Antiretroviral therapy should be initiated as soon as possible and should be continued irrespective of CD4 count in order to remain healthy.

What Type Of Birth/ Delivery Is Best For People Living With HIV/AIDS?

There have been arguments for and against vaginal delivery. For instance, some experts believe that Caesarian sections may be indicated if the viral load is quite high. According to them, this may potentially reduce the risk of transmission. However, the evidence for these claims has not been consistent.

In view of that, the most recent guidelines recommend that HIV positive women who are on ART should be allowed to deliver vaginally where there are no obstetric contra- indications. Since ceasarian section is a major surgery with attendant complications, the decision should always involve evaluating the risks and benefits.

Although vagina delivery remains the primary delivery mode of choice, it should always follow standard obstetric guidelines.

Does Water Birth Delivery Reduce HIV Exposure?

One form of vaginal delivery gaining popularity is water birth. Water birth is a soothing and relaxing way of giving birth. And some studies suggest that water dilutes the viral load of HIV, reducing risk of transmission to the health care workers. However, it is not suitable for everyone. Women with certain medical conditions such as epilepsy,  hypertension are generally advised not to have water birth. Also, the risk of transmitting hepatitis C virus (which co-occurs with HIV) is quite high.  In view, of the risk of exposure, all healthcare workers are expected to take universal precautions such as use of gloves to protect themselves irrespective of the nature of delivery.

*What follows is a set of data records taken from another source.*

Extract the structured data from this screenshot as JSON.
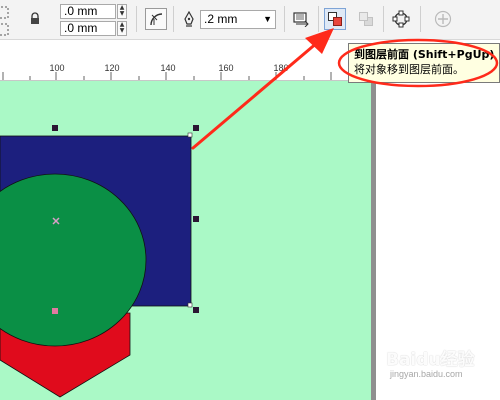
{
  "toolbar": {
    "position_x": ".0 mm",
    "position_y": ".0 mm",
    "outline_width": ".2 mm"
  },
  "ruler": {
    "ticks": [
      "100",
      "120",
      "140",
      "160",
      "180"
    ]
  },
  "tooltip": {
    "title": "到图层前面 (Shift+PgUp)",
    "description": "将对象移到图层前面。"
  },
  "watermark": {
    "text": "Baidu经验",
    "url": "jingyan.baidu.com"
  },
  "colors": {
    "canvas": "#aaf9c6",
    "rectangle": "#1c1f7e",
    "circle": "#0a8f45",
    "hexagon": "#e00b1c",
    "annotation": "#ff2a1a",
    "handles": "#2b1633"
  }
}
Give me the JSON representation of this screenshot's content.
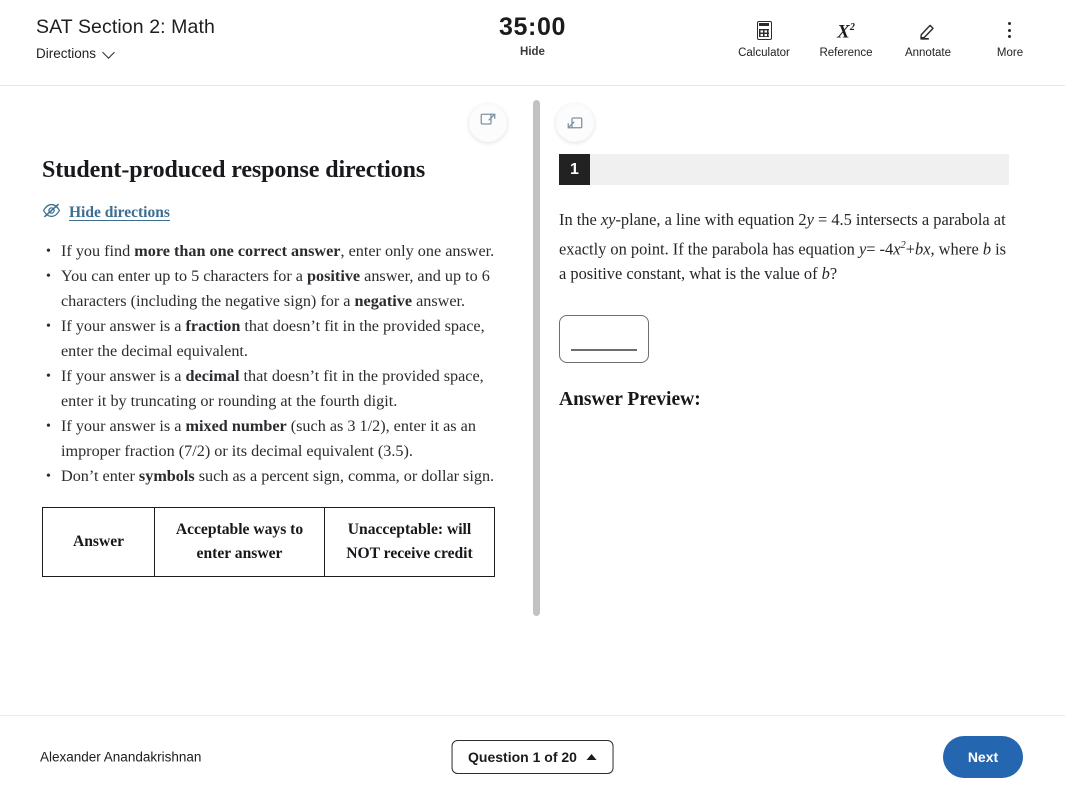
{
  "header": {
    "title": "SAT Section 2: Math",
    "directions_label": "Directions",
    "timer": "35:00",
    "timer_toggle": "Hide",
    "tools": [
      {
        "label": "Calculator",
        "icon": "calculator-icon"
      },
      {
        "label": "Reference",
        "icon": "reference-x-squared-icon"
      },
      {
        "label": "Annotate",
        "icon": "highlighter-pen-icon"
      },
      {
        "label": "More",
        "icon": "more-vertical-dots-icon"
      }
    ]
  },
  "directions": {
    "heading": "Student-produced response directions",
    "hide_link": "Hide directions",
    "bullets": [
      {
        "prefix": "If you find ",
        "bold": "more than one correct answer",
        "suffix": ", enter only one answer."
      },
      {
        "prefix": "You can enter up to 5 characters for a ",
        "bold": "positive",
        "suffix": " answer, and up to 6 characters (including the negative sign) for a ",
        "bold2": "negative",
        "suffix2": " answer."
      },
      {
        "prefix": " If your answer is a ",
        "bold": "fraction",
        "suffix": " that doesn’t fit in the provided space, enter the decimal equivalent."
      },
      {
        "prefix": " If your answer is a ",
        "bold": "decimal",
        "suffix": " that doesn’t fit in the provided space, enter it by truncating or rounding at the fourth digit."
      },
      {
        "prefix": " If your answer is a ",
        "bold": "mixed number",
        "suffix": " (such as 3 1/2), enter it as an improper fraction (7/2) or its decimal equivalent (3.5)."
      },
      {
        "prefix": "Don’t enter ",
        "bold": "symbols",
        "suffix": " such as a percent sign, comma, or dollar sign."
      }
    ],
    "table": {
      "headers": [
        "Answer",
        "Acceptable ways to enter answer",
        "Unacceptable: will NOT receive credit"
      ]
    }
  },
  "question": {
    "number": "1",
    "text_part1": "In the ",
    "text_xy": "xy",
    "text_part2": "-plane, a line with equation 2",
    "text_y1": "y",
    "text_part3": " = 4.5 intersects a parabola at exactly on point. If the parabola has equation ",
    "text_y2": "y",
    "text_part4": "= -4",
    "text_x": "x",
    "text_sup": "2",
    "text_part5": "+",
    "text_b1": "b",
    "text_x2": "x",
    "text_part6": ", where ",
    "text_b2": "b",
    "text_part7": " is a positive constant, what is the value of ",
    "text_b3": "b",
    "text_part8": "?",
    "answer_value": "",
    "answer_preview_label": "Answer Preview:"
  },
  "panel_toggles": {
    "left_icon": "expand-left-panel-icon",
    "right_icon": "collapse-right-panel-icon"
  },
  "footer": {
    "student_name": "Alexander Anandakrishnan",
    "question_nav": "Question 1 of 20",
    "next_label": "Next"
  },
  "colors": {
    "accent_blue": "#2566b0",
    "link_blue": "#3d6e91",
    "badge_dark": "#222222",
    "bar_gray": "#f0f0f0"
  }
}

Are There Foods That that persons living with HIV/AIDS (PLWHA) Can And Cannot Eat?

Good nutrition contributes to the well-being of the PLWHA at all stages of the disease and may even prolong life. PLWHA needs to maintain a healthy lifestyle too.

  • Eat a variety of foods
  • Eat a lot of fresh fruits and vegetables to supply vitamins.
  • Daily protein intake e.g. eggs, meat, fish, beans, groundnuts and soya beans.
  • Use salt sparingly.
  • Drink water to stay hydrated.
  • Do not drink alcohol and avoid cigarette smoking.
  • Food, drinking water and beverages should be hygienically prepared.

Is There A Cure For HIV?

Several claims have been made and major breakthroughs have occurred. However, research is still on- going and no cure is available.